Powell has helped steer the US economy towards a soft landing over the past year, curbing price rises without pushing the economy into recession.
But inflation remains above the central bank’s 2 per cent target, even though it has eased sufficiently for the Fed to cut interest rates last year by a percentage point to a range between 4.25 to 4.5 per cent.
While the market widely expects the Fed to keep rates on hold on Wednesday, Trump has made clear he wants much faster reductions.
“I think I know interest rates much better than they do, and I think I know them certainly much better than the one who’s primarily in charge of making that decision,” the president said last week. “I’d like to see [interest rates] come down a lot.”
Lawrence Summers, who served as Treasury Secretary under President Bill Clinton, argued that such “public interventions by governments can easily be counterproductive”. He added: “The Fed won’t listen.”

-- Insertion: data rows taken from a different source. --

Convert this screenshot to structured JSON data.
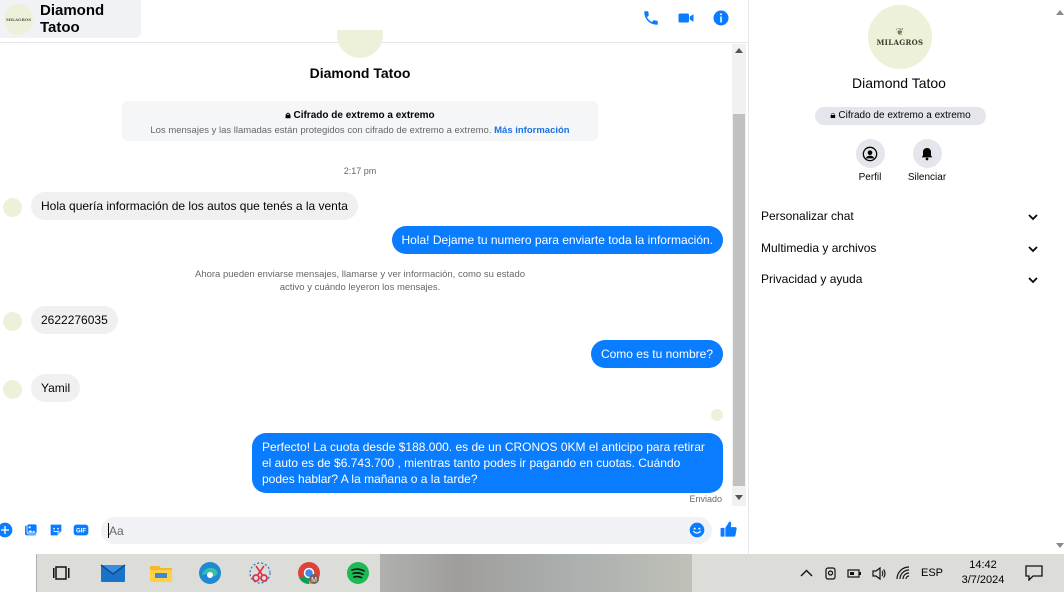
{
  "header": {
    "contact_name": "Diamond Tatoo",
    "avatar_text": "MILAGROS"
  },
  "chat": {
    "contact_title": "Diamond Tatoo",
    "e2e_title": "Cifrado de extremo a extremo",
    "e2e_desc": "Los mensajes y las llamadas están protegidos con cifrado de extremo a extremo.",
    "e2e_link": "Más información",
    "timestamp": "2:17 pm",
    "messages": [
      {
        "from": "them",
        "text": "Hola quería información de los autos que tenés a la venta"
      },
      {
        "from": "me",
        "text": "Hola! Dejame tu numero  para enviarte toda la información."
      },
      {
        "from": "them",
        "text": "2622276035"
      },
      {
        "from": "me",
        "text": "Como es tu nombre?"
      },
      {
        "from": "them",
        "text": "Yamil"
      },
      {
        "from": "me",
        "text": "Perfecto! La cuota desde $188.000. es de un CRONOS 0KM el anticipo para retirar el auto es de $6.743.700 , mientras tanto podes ir pagando en cuotas. Cuándo podes hablar? A la mañana o a la tarde?"
      }
    ],
    "system_line1": "Ahora pueden enviarse mensajes, llamarse y ver información, como su estado",
    "system_line2": "activo y cuándo leyeron los mensajes.",
    "sent_status": "Enviado"
  },
  "composer": {
    "placeholder": "Aa"
  },
  "info_panel": {
    "avatar_text": "MILAGROS",
    "name": "Diamond Tatoo",
    "e2e_label": "Cifrado de extremo a extremo",
    "actions": [
      {
        "label": "Perfil"
      },
      {
        "label": "Silenciar"
      }
    ],
    "sections": [
      {
        "label": "Personalizar chat"
      },
      {
        "label": "Multimedia y archivos"
      },
      {
        "label": "Privacidad y ayuda"
      }
    ]
  },
  "taskbar": {
    "language": "ESP",
    "time": "14:42",
    "date": "3/7/2024",
    "apps": [
      "task-view",
      "mail",
      "file-explorer",
      "edge",
      "snipping-tool",
      "chrome",
      "spotify"
    ]
  },
  "colors": {
    "accent": "#0a7cff",
    "messenger_blue": "#0084ff",
    "incoming_bubble": "#f0f0f0",
    "muted_text": "#65676b"
  }
}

Central banks across the world were granted full control to set interest rates after a wave of inflation during the 1970s and 1980s proved difficult to tame in an environment where political interference in monetary policy was rife.
Few elected leaders have interfered in rate-setters’ decisions since, with exceptions such as Turkey’s President Recep Tayyip Erdoğan undermining market confidence and stoking price pressures.
“Now that Trump has been calling quite vocally for lower interest rates, if the Fed eases monetary policy it will create the impression that they caved to him and forfeited their independence,” said Isabella Weber, economist at the University of Massachusetts Amherst.
The US central bank is already set to cut interest rates less aggressively than its counterpart in the Eurozone.
The possibility of several price shocks hitting the US economy — including ones instigated by the president himself — could also delay the two cuts that most Fed officials and markets expect this year.
Some think that the Trump administration’s plans for tariffs and tax cuts, as well as a possible uptick in economic activity and in the markets, will prohibit lower US borrowing costs.
“Unless there is a collapse in financial market exuberance, which I think is a real possibility, my guess is that the Fed will have difficulty in cutting as much as it expects,” Summers said.
The central bank itself is keen to play down tensions with the White House. Powell is expected to duck questions on politics and avoid mentioning Trump by name in his post-meeting press conference on Wednesday.
“In the transcript for [the] December [press conference] the name of the president appears once in total. And that’s because a reporter used it,” said Vincent Reinhart, chief economist at BNY investments and a former Fed official. “Powell doesn’t want to talk about politics.”
Economists expect that the Fed chief will instead stick to the central bank’s script, emphasising that rate-setters will follow the data, rather than trying to anticipate the impact of Trump’s policies.
Some see a danger that such an approach would result in the Fed underplaying the threats in bringing inflation down to 2 per cent, especially in the guidance it gives.
“They can’t act in advance of political decisions that are uncertain. So they cannot provide satisfying guidance about policy,” said Reinhart.
Despite his demands on the Fed chief, Trump has indicated that he would not remove Powell from his post before his term as chair ends in May 2026. Powell has signalled he would fight against in the courts if the president attempted to oust him.
Some view the pressure on the Fed as part of the trade-off for being able to set rates as its officials see fit.
“The most persuasive argument for why politicians decided to make central banks independent is that they wanted somebody else to blame, said Reinhart.
“That means the quid pro quo for being independent is being criticised. And Chair Powell appreciates that,” he added. “A central banker is going to be disliked.”